Estatísticas Alarmantes: A Realidade da Violência de Gênero no Brasil
A necessidade de um guia como o "Fala que Protege" é corroborada por dados preocupantes. Segundo levantamentos recentes do Conselho Nacional de Justiça (CNJ), em 2025 foram registradas 621.202 medidas protetivas concedidas, 998.368 novos processos por violência doméstica e 4.243 casos de feminicídio em tribunais de primeiro grau. Comparativamente, em 2020, haviam sido contabilizados 2.188 feminicídios, o que representa um aumento de quase 94% em apenas cinco anos. Essas estatísticas não apenas ilustram a gravidade do problema no Brasil, mas também reforçam a necessidade premente de uma abordagem consciente e informada na comunicação, que ajude a desmantelar os pilares da violência e do ódio.
Princípios Fundamentais para uma Cobertura Jornalística e Conteúdo Digital Éticos
O material "Fala que Protege" é abrangente, oferecendo desde a diferenciação dos tipos de violência e o esclarecimento do conceito de consentimento, até recomendações práticas para a cobertura jornalística e a produção de conteúdo. As orientações visam a uma comunicação que proteja as vítimas e não reforce estigmas ou violências secundárias.
Recomendações Práticas na Produção de Conteúdo
Entre as diretrizes mais importantes, destaca-se a proibição de culpabilizar a vítima, independente de sua vestimenta, comportamento, histórico, uso de álcool ou escolhas afetivas. O guia também aconselha evitar o uso da voz passiva, como na frase “Mulher é morta”, que pode subestimar ou obscurecer a responsabilidade direta do agressor. O sensacionalismo, através da descrição detalhada de episódios de violência ou do uso de imagens sensíveis, é categoricamente desencorajado. Em vez disso, a cartilha orienta a contextualizar os casos dentro de estruturas sociais mais amplas, como a misoginia e o racismo. É crucial permitir que sobreviventes narrem suas próprias experiências, sem induzir respostas, e, ao se referir a agressores, utilizar termos jurídicos apropriados como "suspeito", "acusado" ou "investigado", respeitando o devido processo legal.

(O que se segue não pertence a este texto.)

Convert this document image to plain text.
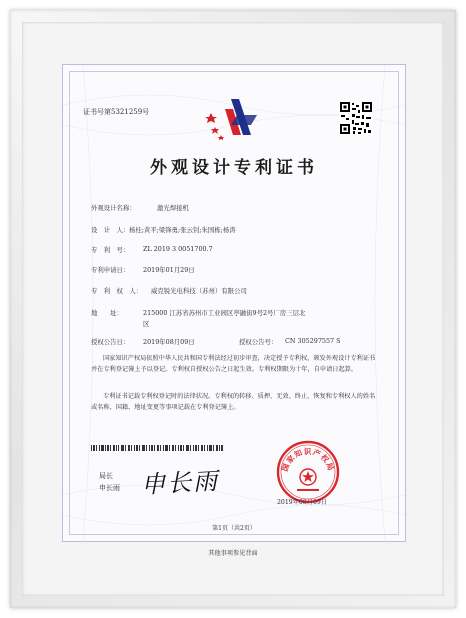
证书号第5321259号
外观设计专利证书
外观设计名称：	激光焊接机
设　计　人： 杨桂;黄平;梁锋勇;张云钊;朱国栋;杨涛
专　利　号： ZL 2019 3 0051700.7
专利申请日： 2019年01月29日
专　利　权　人： 威克锐光电科技（苏州）有限公司
地　　址：	215000 江苏省苏州市工业园区亭融街9号2号厂房三层北
区
授权公告日： 2019年08月09日	授权公告号： CN 305297557 S
国家知识产权局依照中华人民共和国专利法经过初步审查，决定授予专利权，颁发外观设计专利证书并在专利登记簿上予以登记。专利权自授权公告之日起生效。专利权期限为十年，自申请日起算。
专利证书记载专利权登记时的法律状况。专利权的转移、质押、无效、终止、恢复和专利权人的姓名或名称、国籍、地址变更等事项记载在专利登记簿上。
局长
申长雨 申长雨	国家知识产权局
2019年08月09日
第1页（共2页）
其他事项参见背面
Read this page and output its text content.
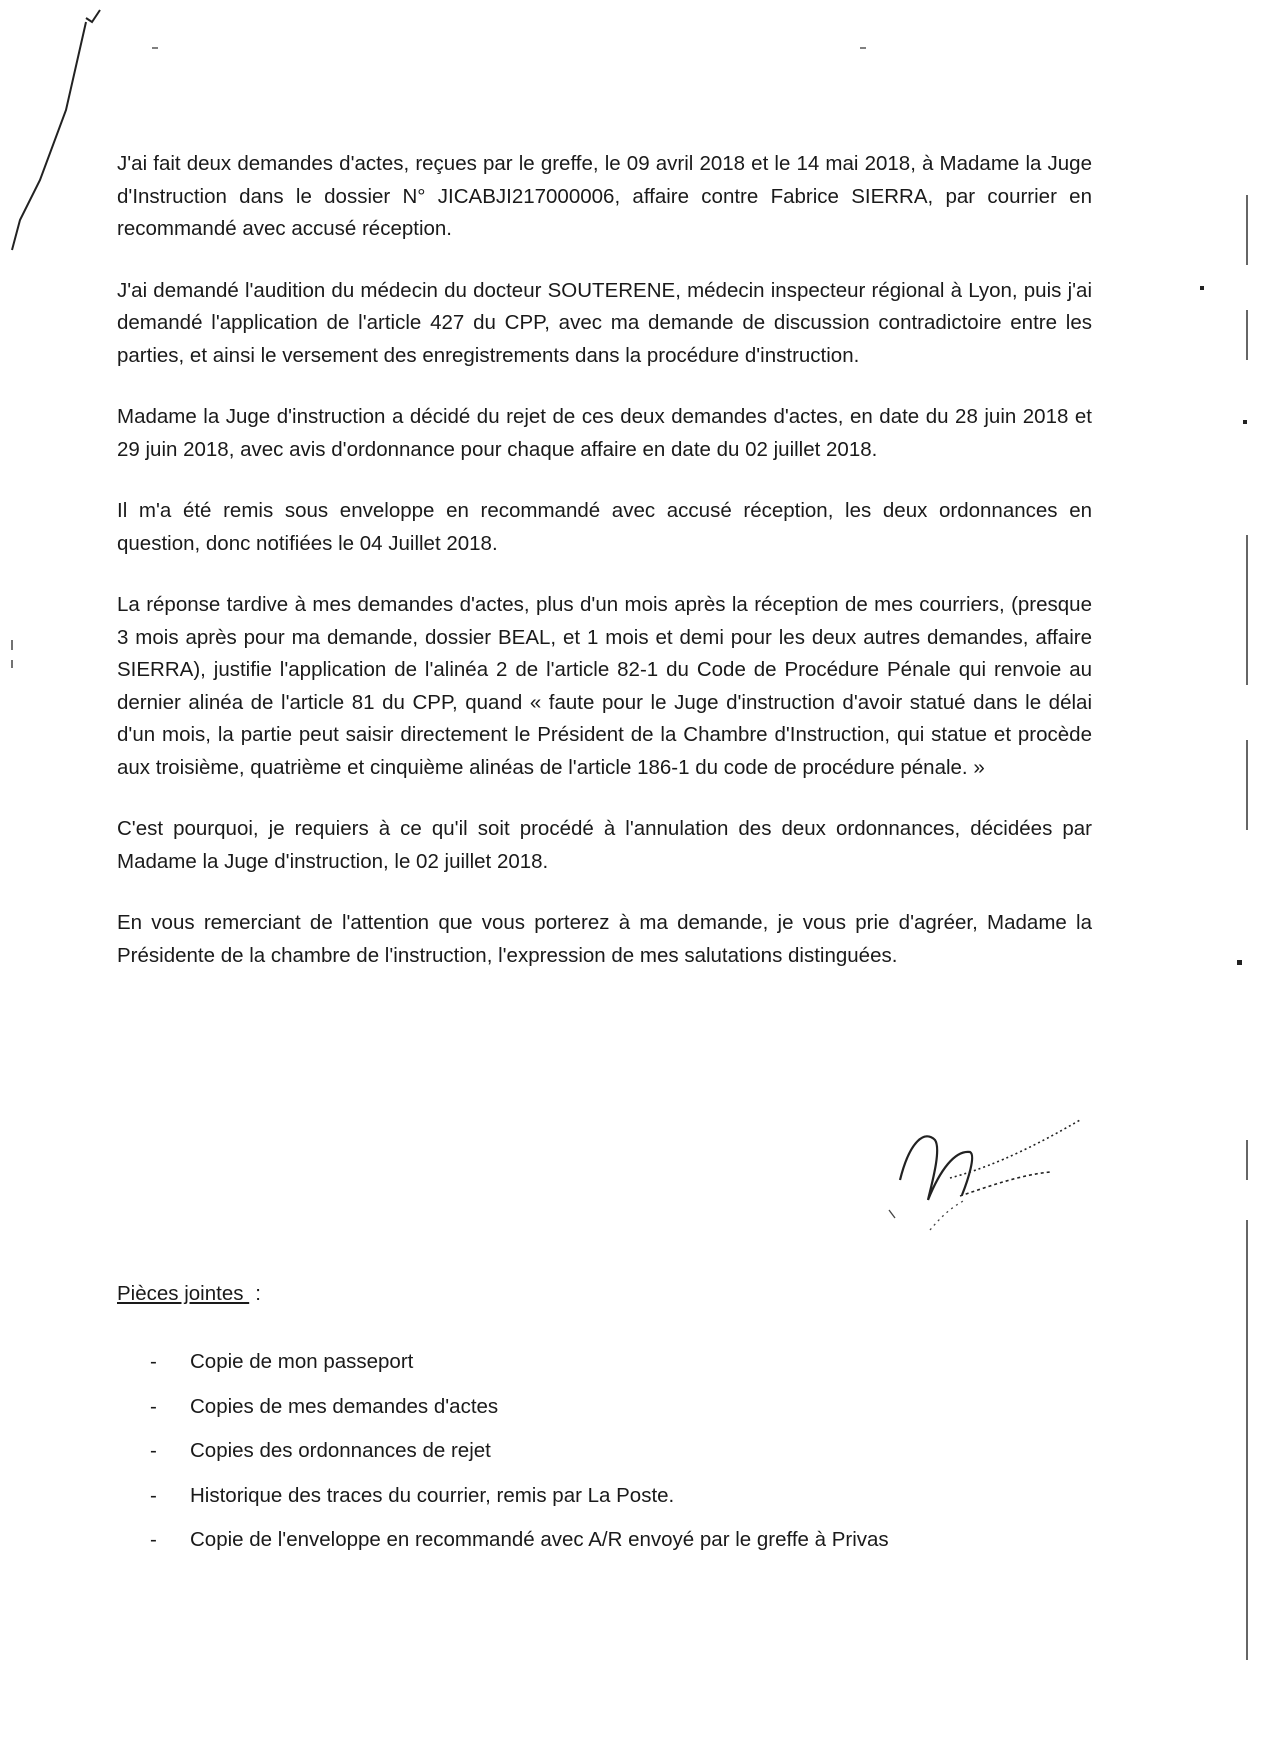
J'ai fait deux demandes d'actes, reçues par le greffe, le 09 avril 2018 et le 14 mai 2018, à Madame la Juge d'Instruction dans le dossier N° JICABJI217000006, affaire contre Fabrice SIERRA, par courrier en recommandé avec accusé réception.

J'ai demandé l'audition du médecin du docteur SOUTERENE, médecin inspecteur régional à Lyon, puis j'ai demandé l'application de l'article 427 du CPP, avec ma demande de discussion contradictoire entre les parties, et ainsi le versement des enregistrements dans la procédure d'instruction.

Madame la Juge d'instruction a décidé du rejet de ces deux demandes d'actes, en date du 28 juin 2018 et 29 juin 2018, avec avis d'ordonnance pour chaque affaire en date du 02 juillet 2018.

Il m'a été remis sous enveloppe en recommandé avec accusé réception, les deux ordonnances en question, donc notifiées le 04 Juillet 2018.

La réponse tardive à mes demandes d'actes, plus d'un mois après la réception de mes courriers, (presque 3 mois après pour ma demande, dossier BEAL, et 1 mois et demi pour les deux autres demandes, affaire SIERRA), justifie l'application de l'alinéa 2 de l'article 82-1 du Code de Procédure Pénale qui renvoie au dernier alinéa de l'article 81 du CPP, quand « faute pour le Juge d'instruction d'avoir statué dans le délai d'un mois, la partie peut saisir directement le Président de la Chambre d'Instruction, qui statue et procède aux troisième, quatrième et cinquième alinéas de l'article 186-1 du code de procédure pénale. »

C'est pourquoi, je requiers à ce qu'il soit procédé à l'annulation des deux ordonnances, décidées par Madame la Juge d'instruction, le 02 juillet 2018.

En vous remerciant de l'attention que vous porterez à ma demande, je vous prie d'agréer, Madame la Présidente de la chambre de l'instruction, l'expression de mes salutations distinguées.

Pièces jointes :
- Copie de mon passeport
- Copies de mes demandes d'actes
- Copies des ordonnances de rejet
- Historique des traces du courrier, remis par La Poste.
- Copie de l'enveloppe en recommandé avec A/R envoyé par le greffe à Privas
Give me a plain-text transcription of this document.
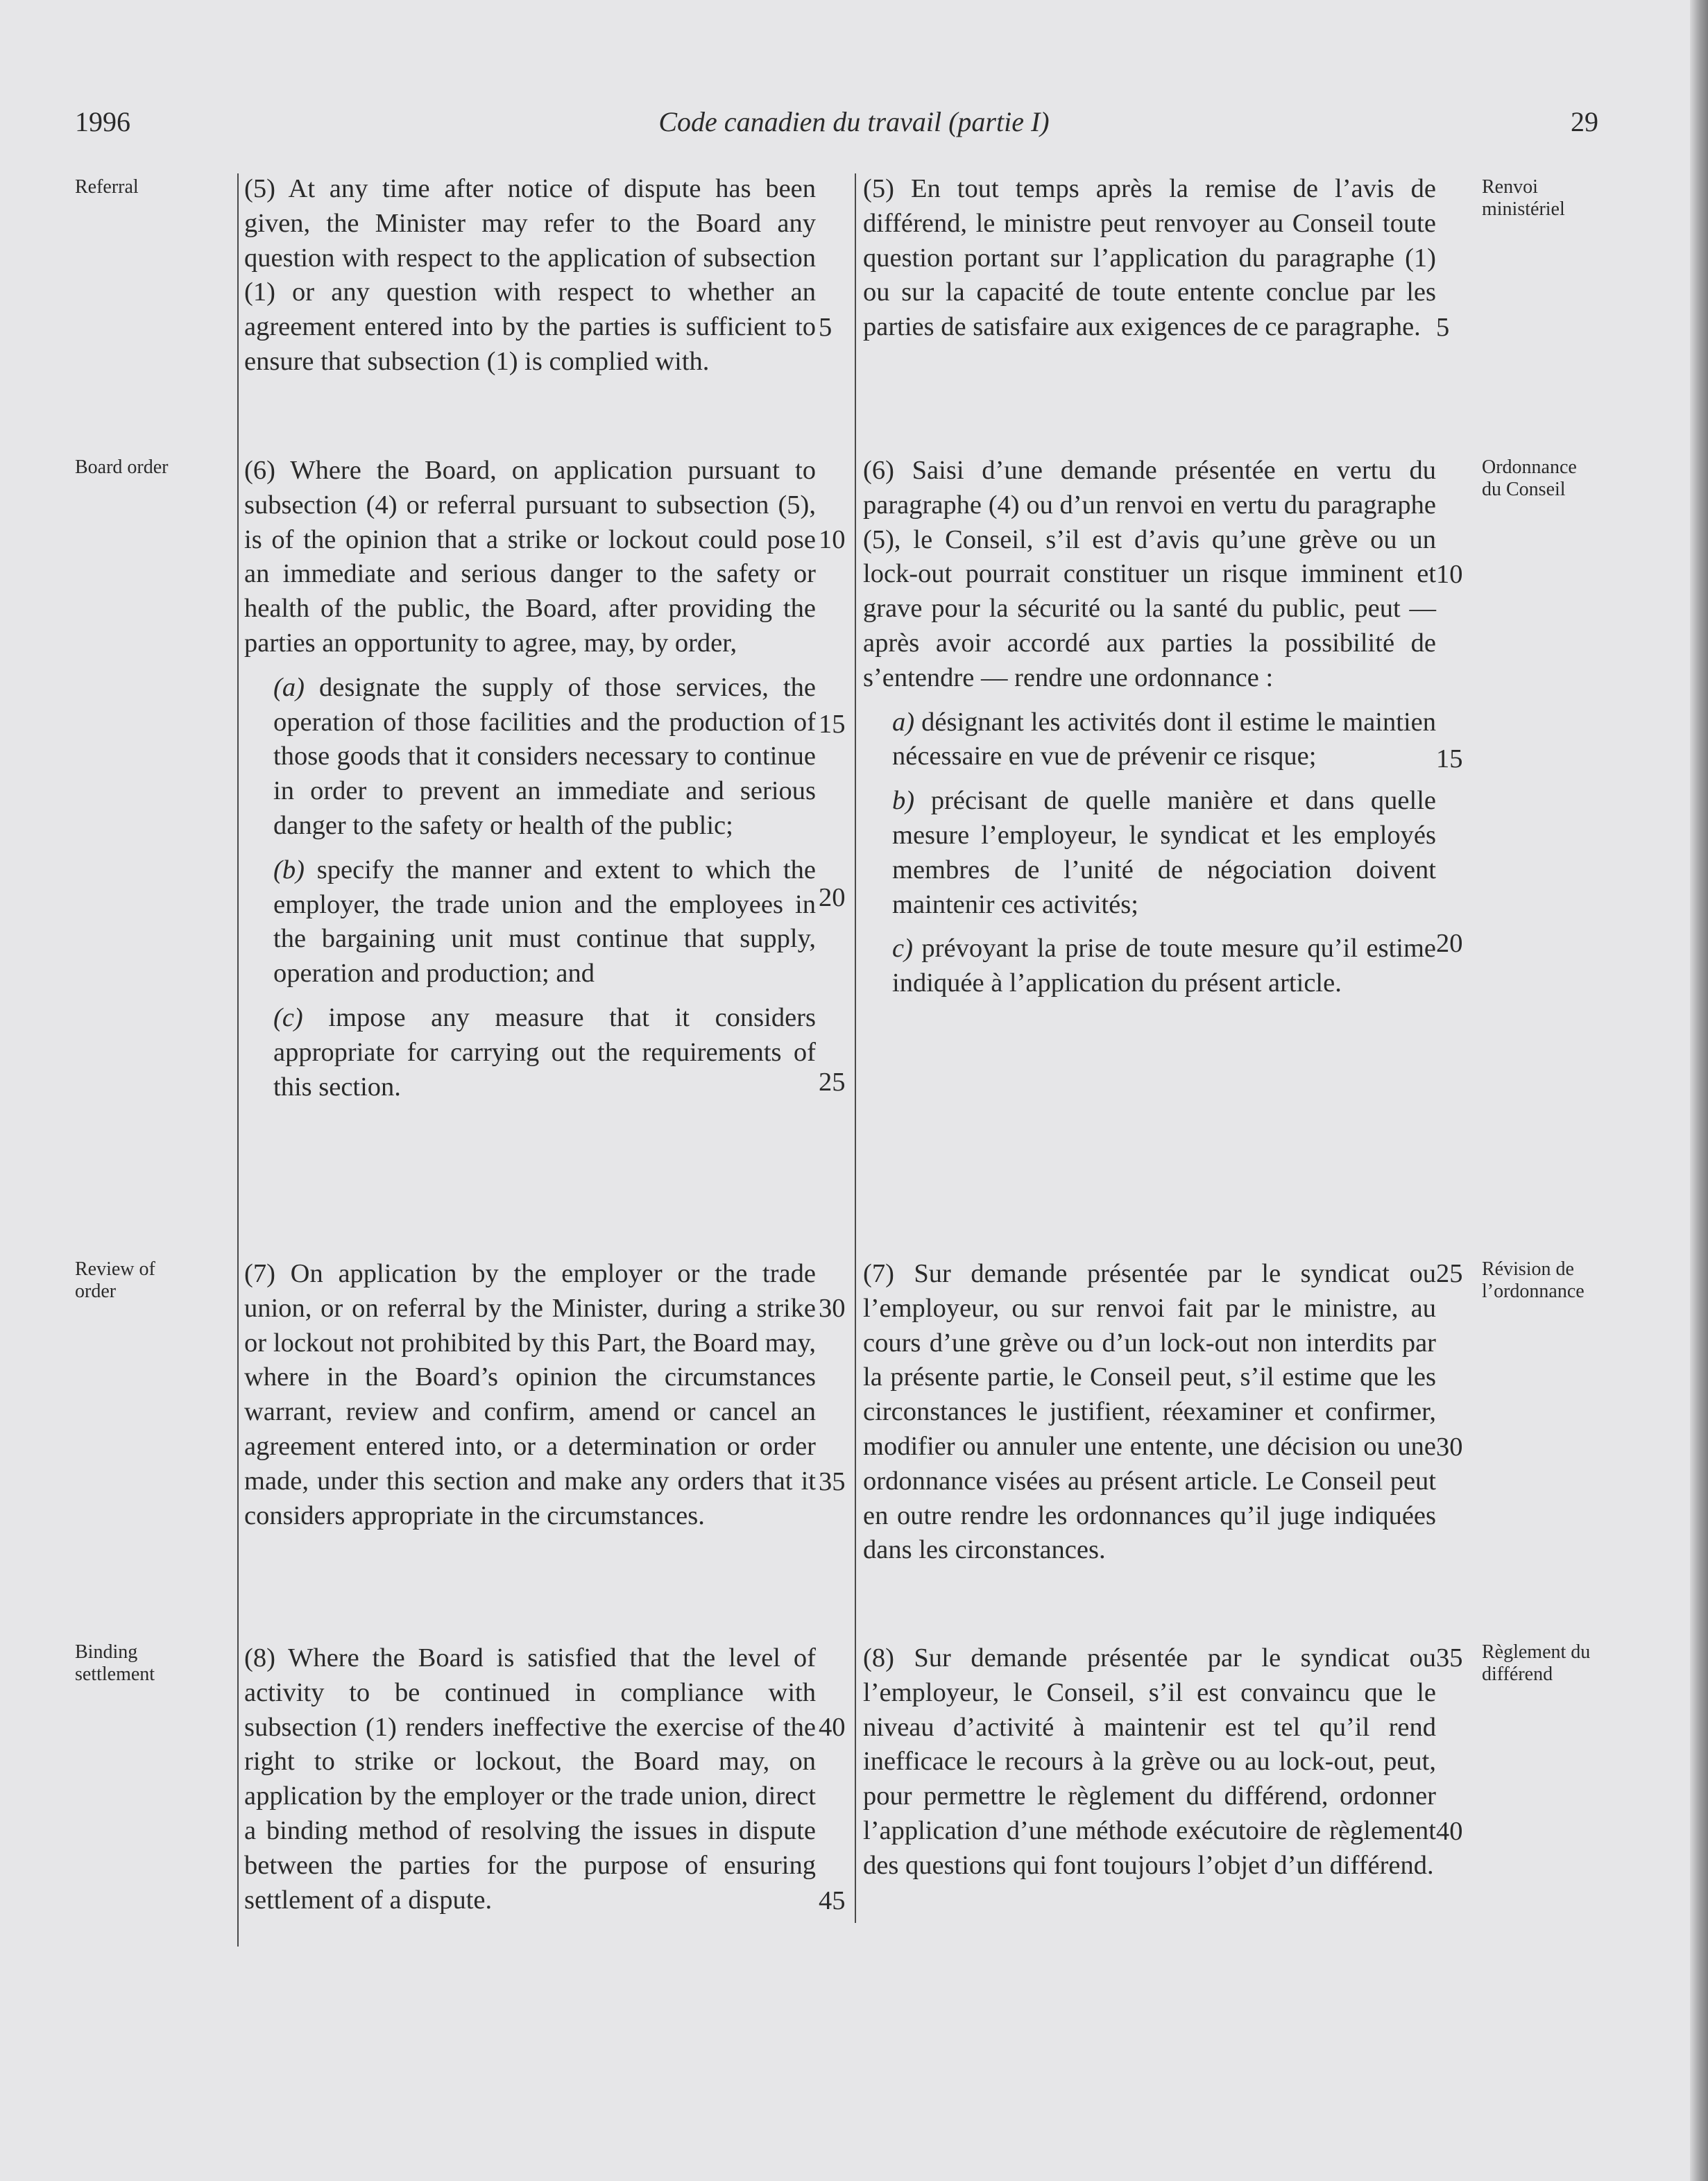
1996	Code canadien du travail (partie I)	29
Referral	Renvoi ministériel

(5) At any time after notice of dispute has been given, the Minister may refer to the Board any question with respect to the application of subsection (1) or any question with respect to whether an agreement entered into by the parties is sufficient to ensure that subsection (1) is complied with.

(5) En tout temps après la remise de l’avis de différend, le ministre peut renvoyer au Conseil toute question portant sur l’application du paragraphe (1) ou sur la capacité de toute entente conclue par les parties de satisfaire aux exigences de ce paragraphe.

Board order	Ordonnance du Conseil

(6) Where the Board, on application pursuant to subsection (4) or referral pursuant to subsection (5), is of the opinion that a strike or lockout could pose an immediate and serious danger to the safety or health of the public, the Board, after providing the parties an opportunity to agree, may, by order,

(a) designate the supply of those services, the operation of those facilities and the production of those goods that it considers necessary to continue in order to prevent an immediate and serious danger to the safety or health of the public;

(b) specify the manner and extent to which the employer, the trade union and the employees in the bargaining unit must continue that supply, operation and production; and

(c) impose any measure that it considers appropriate for carrying out the requirements of this section.

(6) Saisi d’une demande présentée en vertu du paragraphe (4) ou d’un renvoi en vertu du paragraphe (5), le Conseil, s’il est d’avis qu’une grève ou un lock-out pourrait constituer un risque imminent et grave pour la sécurité ou la santé du public, peut — après avoir accordé aux parties la possibilité de s’entendre — rendre une ordonnance :

a) désignant les activités dont il estime le maintien nécessaire en vue de prévenir ce risque;

b) précisant de quelle manière et dans quelle mesure l’employeur, le syndicat et les employés membres de l’unité de négociation doivent maintenir ces activités;

c) prévoyant la prise de toute mesure qu’il estime indiquée à l’application du présent article.

Review of order
Révision de l’ordonnance

(7) On application by the employer or the trade union, or on referral by the Minister, during a strike or lockout not prohibited by this Part, the Board may, where in the Board’s opinion the circumstances warrant, review and confirm, amend or cancel an agreement entered into, or a determination or order made, under this section and make any orders that it considers appropriate in the circumstances.

(7) Sur demande présentée par le syndicat ou l’employeur, ou sur renvoi fait par le ministre, au cours d’une grève ou d’un lock-out non interdits par la présente partie, le Conseil peut, s’il estime que les circonstances le justifient, réexaminer et confirmer, modifier ou annuler une entente, une décision ou une ordonnance visées au présent article. Le Conseil peut en outre rendre les ordonnances qu’il juge indiquées dans les circonstances.

Binding settlement
Règlement du différend

(8) Where the Board is satisfied that the level of activity to be continued in compliance with subsection (1) renders ineffective the exercise of the right to strike or lockout, the Board may, on application by the employer or the trade union, direct a binding method of resolving the issues in dispute between the parties for the purpose of ensuring settlement of a dispute.

(8) Sur demande présentée par le syndicat ou l’employeur, le Conseil, s’il est convaincu que le niveau d’activité à maintenir est tel qu’il rend inefficace le recours à la grève ou au lock-out, peut, pour permettre le règlement du différend, ordonner l’application d’une méthode exécutoire de règlement des questions qui font toujours l’objet d’un différend.

5
10
15
20
25
30
35
40
45
5
10
15
20
25
30
35
40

Abordagem Acolhedora em Contato Direto com Vítimas
Um capítulo específico é dedicado a comunicadores que são procurados por vítimas de violência. O documento preconiza uma abordagem empática e acolhedora, incentivando a não duvidar do relato da pessoa e a oferecer contatos de serviços oficiais de apoio, como o Ligue 180 e o 190. Adicionalmente, ressalta a importância de não divulgar histórias sem autorização expressa e de reconhecer os próprios limites pessoais diante de situações tão delicadas, buscando apoio profissional quando necessário.
Em suma, o guia "Fala que Protege" da Redes Cordiais representa um avanço significativo na qualificação da comunicação sobre violência de gênero. Ao oferecer um conjunto claro de diretrizes, o documento não apenas capacita comunicadores a abordarem a temática com a seriedade e o respeito que ela exige, mas também contribui para a construção de um ambiente digital mais seguro e compassivo, onde a informação se torna uma ferramenta poderosa na luta contra todas as formas de violência contra mulheres e meninas.